The names of the GitHub Secrets can be overridden if different names should be used.

publisher.publishToNpm({ 
  registry: 'my-domain-111122223333.d.codeartifact.us-west-2.amazonaws.com/npm/my_repo/',
  codeArtifactOptions: {
    accessKeyIdSecret: 'CUSTOM_AWS_ACCESS_KEY_ID',
    secretAccessKeySecret: 'CUSTOM_AWS_SECRET_ACCESS_KEY',
  },
});

Handling Failures

You can instruct the publisher to create GitHub issues for publish failures:

const publisher = new Publisher(project, {
  workflow: releaseWorkflow,
  buildJobId: 'my-build-job',
  artifactName: 'dist',
  issueOnFailure: true,
  failureIssueLabel: 'failed-release'
});

This will create an issue labeled with the failed-release label for every individual failed publish task. For example, if Nuget publishing failed for a specific version, it will create an issue titled Publishing v1.0.4 to Nuget gallery failed.

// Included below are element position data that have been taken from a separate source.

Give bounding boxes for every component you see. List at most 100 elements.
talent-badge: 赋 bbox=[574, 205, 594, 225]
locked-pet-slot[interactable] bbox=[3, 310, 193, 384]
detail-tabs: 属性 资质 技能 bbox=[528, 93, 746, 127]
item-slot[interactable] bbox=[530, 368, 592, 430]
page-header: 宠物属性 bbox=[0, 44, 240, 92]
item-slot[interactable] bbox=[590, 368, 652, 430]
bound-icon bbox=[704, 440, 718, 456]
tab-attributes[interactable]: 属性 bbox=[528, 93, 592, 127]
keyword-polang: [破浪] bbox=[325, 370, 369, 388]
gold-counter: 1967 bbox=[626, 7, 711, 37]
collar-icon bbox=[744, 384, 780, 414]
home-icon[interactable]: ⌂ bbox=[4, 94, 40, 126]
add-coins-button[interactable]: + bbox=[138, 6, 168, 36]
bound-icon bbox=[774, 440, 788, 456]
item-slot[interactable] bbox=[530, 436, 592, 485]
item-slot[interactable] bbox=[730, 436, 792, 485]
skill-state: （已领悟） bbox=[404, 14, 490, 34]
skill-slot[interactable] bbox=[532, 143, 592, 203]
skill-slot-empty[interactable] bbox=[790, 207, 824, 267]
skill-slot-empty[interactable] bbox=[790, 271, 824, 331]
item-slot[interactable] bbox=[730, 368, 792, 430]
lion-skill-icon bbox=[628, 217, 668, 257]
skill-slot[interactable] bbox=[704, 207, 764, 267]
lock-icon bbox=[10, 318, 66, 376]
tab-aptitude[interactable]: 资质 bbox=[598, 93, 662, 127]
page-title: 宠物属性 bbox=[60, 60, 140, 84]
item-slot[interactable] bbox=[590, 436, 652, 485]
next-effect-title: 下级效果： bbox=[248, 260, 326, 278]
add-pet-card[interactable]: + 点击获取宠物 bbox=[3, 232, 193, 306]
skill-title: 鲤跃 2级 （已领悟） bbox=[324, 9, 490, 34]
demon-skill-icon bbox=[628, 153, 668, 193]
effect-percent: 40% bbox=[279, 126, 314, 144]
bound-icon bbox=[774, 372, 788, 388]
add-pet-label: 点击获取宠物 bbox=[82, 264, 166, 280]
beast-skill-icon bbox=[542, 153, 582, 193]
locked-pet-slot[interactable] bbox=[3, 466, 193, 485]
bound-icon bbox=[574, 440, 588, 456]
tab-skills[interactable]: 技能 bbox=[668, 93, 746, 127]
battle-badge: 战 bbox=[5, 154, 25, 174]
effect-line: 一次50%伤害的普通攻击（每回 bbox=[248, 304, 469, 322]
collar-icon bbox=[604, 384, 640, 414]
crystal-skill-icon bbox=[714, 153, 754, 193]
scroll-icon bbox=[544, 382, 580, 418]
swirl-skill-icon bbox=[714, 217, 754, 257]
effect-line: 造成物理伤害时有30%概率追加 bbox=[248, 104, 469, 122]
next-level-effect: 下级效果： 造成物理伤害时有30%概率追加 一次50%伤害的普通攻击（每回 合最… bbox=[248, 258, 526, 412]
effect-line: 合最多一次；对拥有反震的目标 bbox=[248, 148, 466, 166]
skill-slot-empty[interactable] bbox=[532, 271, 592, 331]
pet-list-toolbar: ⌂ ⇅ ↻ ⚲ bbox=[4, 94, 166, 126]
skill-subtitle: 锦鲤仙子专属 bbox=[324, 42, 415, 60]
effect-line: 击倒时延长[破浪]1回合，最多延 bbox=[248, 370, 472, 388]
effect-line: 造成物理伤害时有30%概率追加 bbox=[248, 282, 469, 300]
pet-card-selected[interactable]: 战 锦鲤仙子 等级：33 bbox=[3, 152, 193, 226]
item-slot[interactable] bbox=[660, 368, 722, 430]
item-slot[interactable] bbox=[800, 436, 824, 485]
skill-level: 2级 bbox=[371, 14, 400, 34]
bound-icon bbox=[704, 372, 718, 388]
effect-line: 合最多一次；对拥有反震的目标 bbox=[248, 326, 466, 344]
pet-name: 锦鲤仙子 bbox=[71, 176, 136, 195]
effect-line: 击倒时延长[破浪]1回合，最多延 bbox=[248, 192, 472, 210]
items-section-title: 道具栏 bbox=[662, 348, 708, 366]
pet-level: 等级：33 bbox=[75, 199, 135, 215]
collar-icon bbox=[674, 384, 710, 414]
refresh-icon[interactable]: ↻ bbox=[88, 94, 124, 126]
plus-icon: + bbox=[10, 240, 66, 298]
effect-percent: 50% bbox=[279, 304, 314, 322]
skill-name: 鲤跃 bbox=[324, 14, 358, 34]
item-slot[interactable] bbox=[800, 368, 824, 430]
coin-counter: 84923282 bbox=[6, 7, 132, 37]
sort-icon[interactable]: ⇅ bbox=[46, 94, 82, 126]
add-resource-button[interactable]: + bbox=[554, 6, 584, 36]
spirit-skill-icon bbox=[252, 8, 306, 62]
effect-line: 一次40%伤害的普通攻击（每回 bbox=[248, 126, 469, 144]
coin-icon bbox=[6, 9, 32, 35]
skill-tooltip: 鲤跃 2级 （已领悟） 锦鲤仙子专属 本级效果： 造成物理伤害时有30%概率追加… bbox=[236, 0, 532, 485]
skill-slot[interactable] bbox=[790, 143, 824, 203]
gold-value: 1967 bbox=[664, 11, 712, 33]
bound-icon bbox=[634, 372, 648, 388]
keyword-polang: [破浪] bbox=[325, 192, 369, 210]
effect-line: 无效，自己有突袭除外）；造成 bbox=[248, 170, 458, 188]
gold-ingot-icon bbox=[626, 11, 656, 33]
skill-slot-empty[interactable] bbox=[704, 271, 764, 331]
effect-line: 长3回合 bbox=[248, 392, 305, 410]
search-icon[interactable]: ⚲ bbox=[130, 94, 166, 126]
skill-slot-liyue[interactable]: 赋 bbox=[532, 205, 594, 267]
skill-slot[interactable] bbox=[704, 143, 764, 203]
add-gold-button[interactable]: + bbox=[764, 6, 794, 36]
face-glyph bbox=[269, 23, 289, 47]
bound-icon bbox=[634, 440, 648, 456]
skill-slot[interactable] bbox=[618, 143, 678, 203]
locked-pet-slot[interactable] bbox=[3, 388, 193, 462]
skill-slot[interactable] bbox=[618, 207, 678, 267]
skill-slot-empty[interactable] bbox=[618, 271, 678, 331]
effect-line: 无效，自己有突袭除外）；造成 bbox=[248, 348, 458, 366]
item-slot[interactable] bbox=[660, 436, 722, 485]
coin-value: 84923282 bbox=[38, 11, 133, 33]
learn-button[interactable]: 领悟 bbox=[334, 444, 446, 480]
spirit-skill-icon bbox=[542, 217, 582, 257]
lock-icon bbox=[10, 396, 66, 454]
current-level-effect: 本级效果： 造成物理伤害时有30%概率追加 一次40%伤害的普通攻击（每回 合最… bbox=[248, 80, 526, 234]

This can be helpful to keep track of failed releases as well as integrate with third-party ticketing systems by querying issues labeled with failed-release.

Dry run

If you wish to completely disable publishing, you can enable the dryRun option on Publisher or publishDryRun on the project.

This will cause all publishing tasks and jobs to just print the publishing command but not actually publish.